Émilie Villeneuve, productrice déléguée chez Productions Balbuzard, nous présentait avec le film Petit Simon l’histoire d’un employé de brasserie qui, après son licenciement, retrouve la mère en lui. Laissé à lui-même, le personnage dérobe les vêtements de sa mère et adopte une poupée. Ce sera sa façon à lui de requérir l’amour maternel dont il se voit dépourvu. On voit Carol Courchesne, figure connue des cinéphiles de Rouyn-Noranda, incarner un homme au bord du gouffre avec une justesse bouleversante, dans une mise en scène très sobre à la frères Dardenne, soit un plan par scène, le plus souvent sans mouvement. Le film se fait fable sur les traces qu’on laisse durablement dans la tête et le cœur des enfants.

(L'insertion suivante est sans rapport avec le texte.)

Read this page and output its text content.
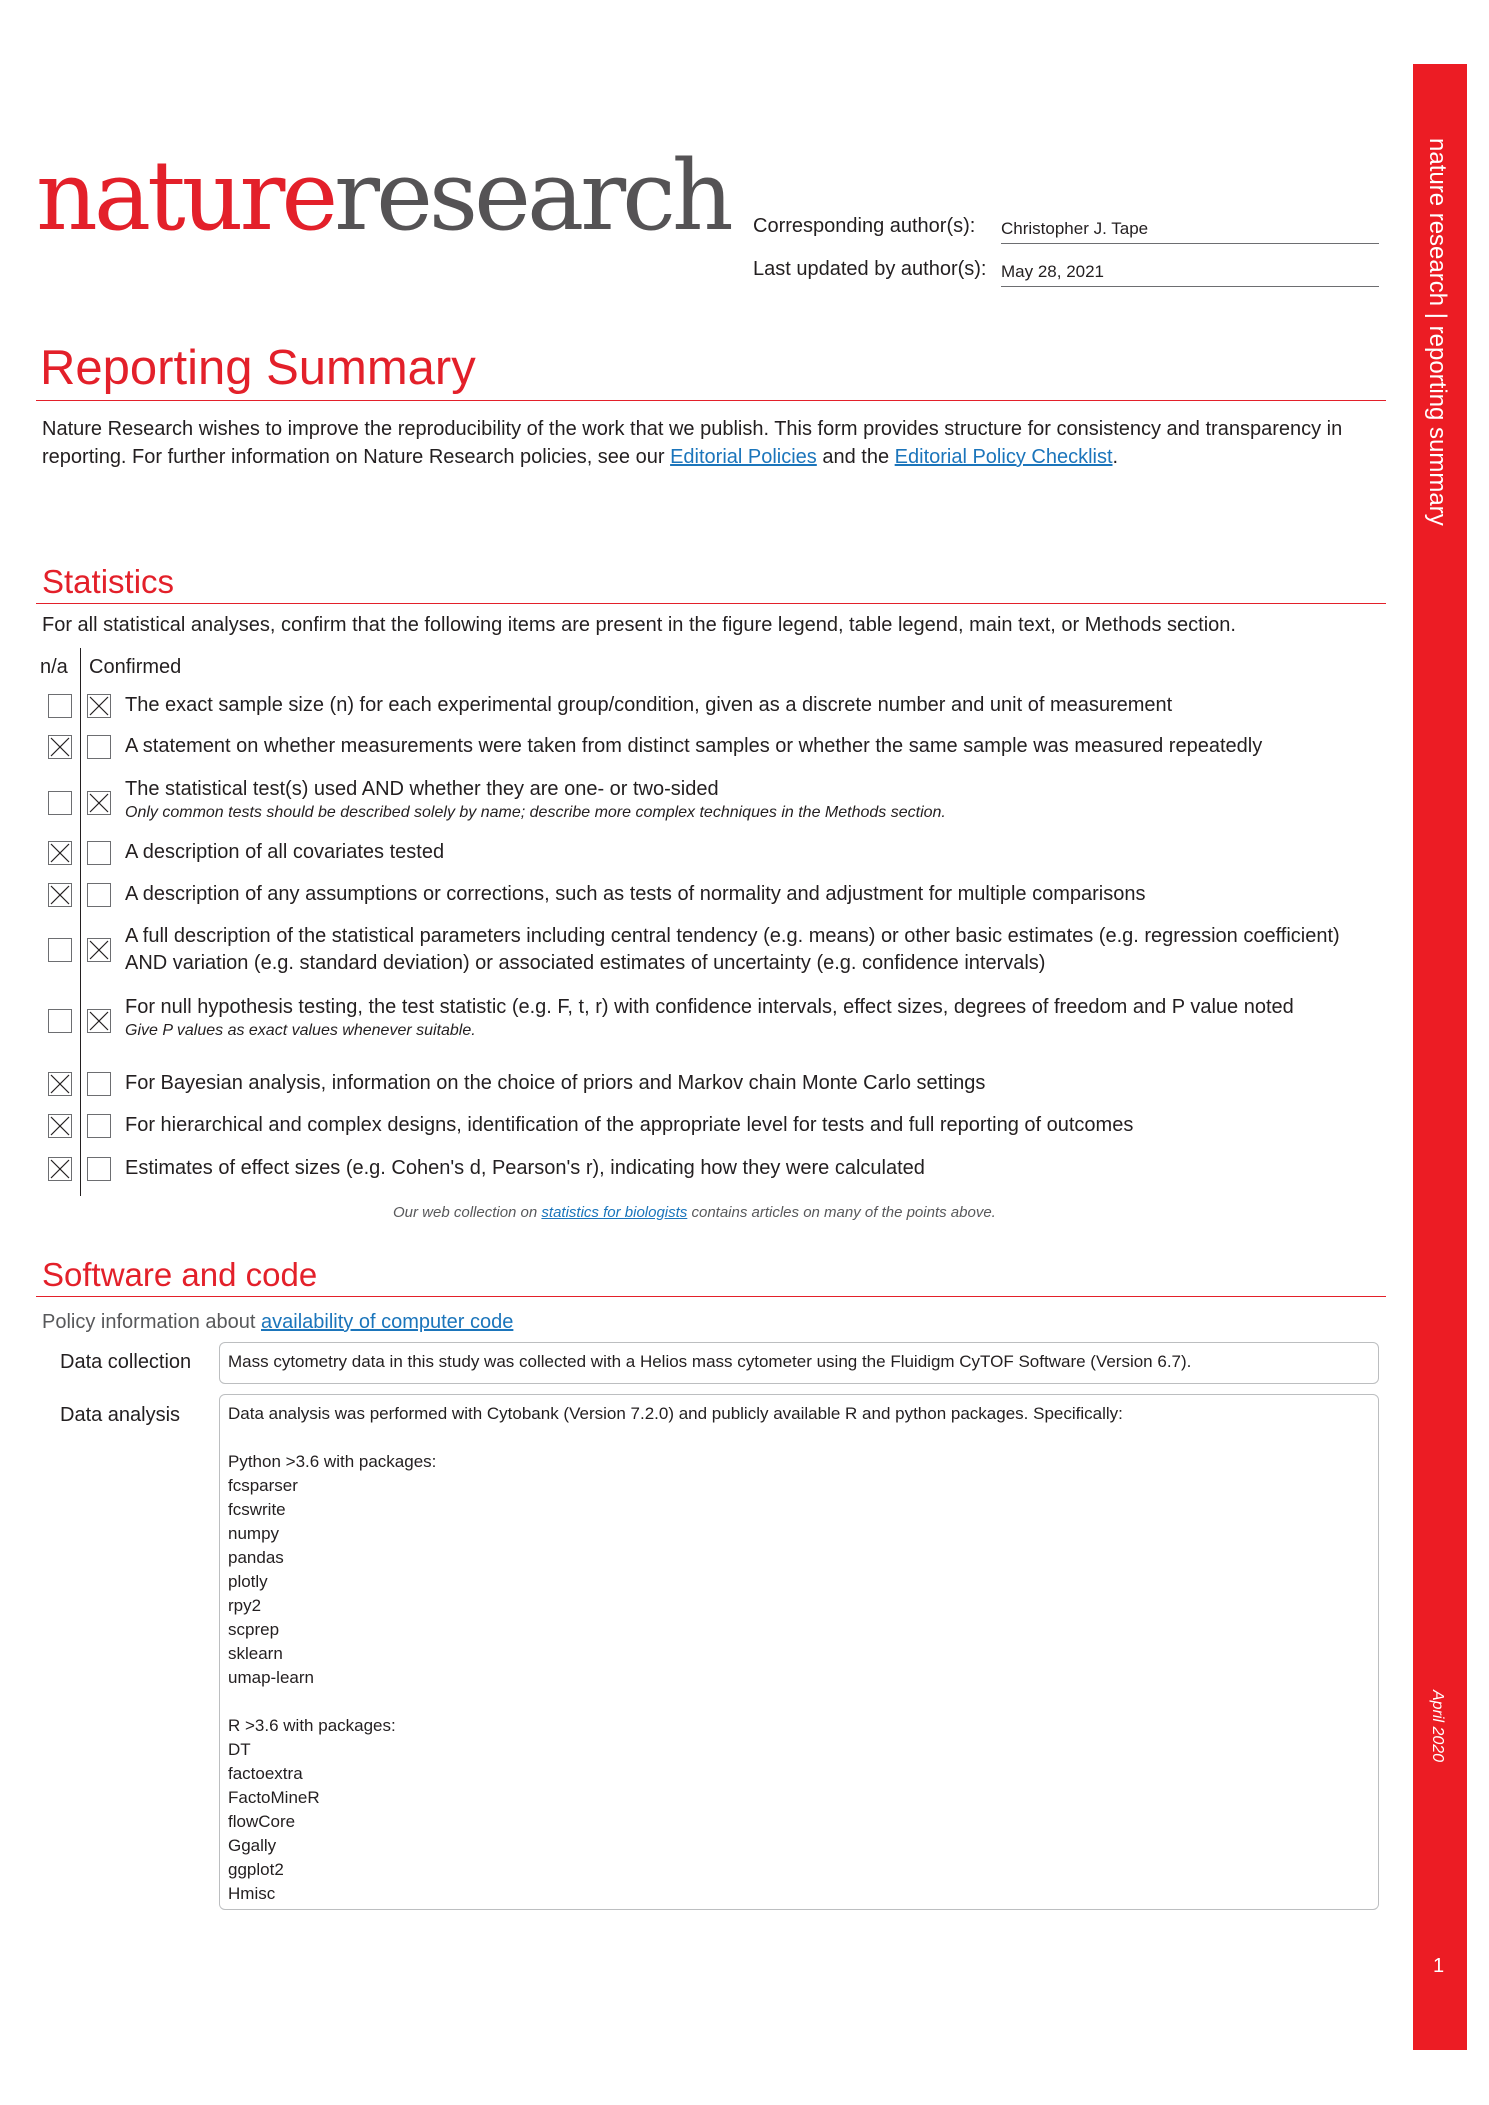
natureresearch Corresponding author(s): Christopher J. Tape
Last updated by author(s): May 28, 2021	nature research | reporting summary
April 2020
1
Reporting Summary
Nature Research wishes to improve the reproducibility of the work that we publish. This form provides structure for consistency and transparency in reporting. For further information on Nature Research policies, see our Editorial Policies and the Editorial Policy Checklist.
Statistics
For all statistical analyses, confirm that the following items are present in the figure legend, table legend, main text, or Methods section.
n/a Confirmed
The exact sample size (n) for each experimental group/condition, given as a discrete number and unit of measurement
A statement on whether measurements were taken from distinct samples or whether the same sample was measured repeatedly
The statistical test(s) used AND whether they are one- or two-sided
Only common tests should be described solely by name; describe more complex techniques in the Methods section.
A description of all covariates tested
A description of any assumptions or corrections, such as tests of normality and adjustment for multiple comparisons
A full description of the statistical parameters including central tendency (e.g. means) or other basic estimates (e.g. regression coefficient)
AND variation (e.g. standard deviation) or associated estimates of uncertainty (e.g. confidence intervals)
For null hypothesis testing, the test statistic (e.g. F, t, r) with confidence intervals, effect sizes, degrees of freedom and P value noted
Give P values as exact values whenever suitable.
For Bayesian analysis, information on the choice of priors and Markov chain Monte Carlo settings
For hierarchical and complex designs, identification of the appropriate level for tests and full reporting of outcomes
Estimates of effect sizes (e.g. Cohen's d, Pearson's r), indicating how they were calculated
Our web collection on statistics for biologists contains articles on many of the points above.
Software and code
Policy information about availability of computer code
Data collection Mass cytometry data in this study was collected with a Helios mass cytometer using the Fluidigm CyTOF Software (Version 6.7).
Data analysis	Data analysis was performed with Cytobank (Version 7.2.0) and publicly available R and python packages. Specifically:
Python >3.6 with packages:
fcsparser
fcswrite
numpy
pandas
plotly
rpy2
scprep
sklearn
umap-learn
R >3.6 with packages:
DT
factoextra
FactoMineR
flowCore
Ggally
ggplot2
Hmisc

L’acteur Alexandre Castonguay, quant à lui, nous livrait les confidences de son fils Arthur dans Les Espions Tatas, un court-métrage au format éclaté. La base de ce court documentaire a été établie par six heures de conversations père-fils captées sur enregistreuse, une approche rigoureuse qui porte ses fruits à l’écran. Le film aborde l’univers ludique de l’enfant et de ses deux amis qui ont une entreprise d’espionnage. La description de leurs activités est le prétexte pour entrer dans leur monde, par la porte d’à côté. La conversation glisse tranquillement vers quelque chose de plus sérieux et terre-à-terre, la séparation de ses parents. «Est-ce que ta mère et moi on est encore des amoureux ?», demande Alex. «Non, mais vous vous aimez encore», répondra tout naturellement Arthur. À travers les questions du père, son intention se dévoile: sonder l’imaginaire de son fils pour examiner les conséquences de la rupture, et le résultat est extrêmement touchant.
On souhaite une bonne et longue vie en festival à ces deux courts-métrages, parce qu’ils comportent ce qui devrait être la fonction du cinéma, le don de nous faire sentir plus humains.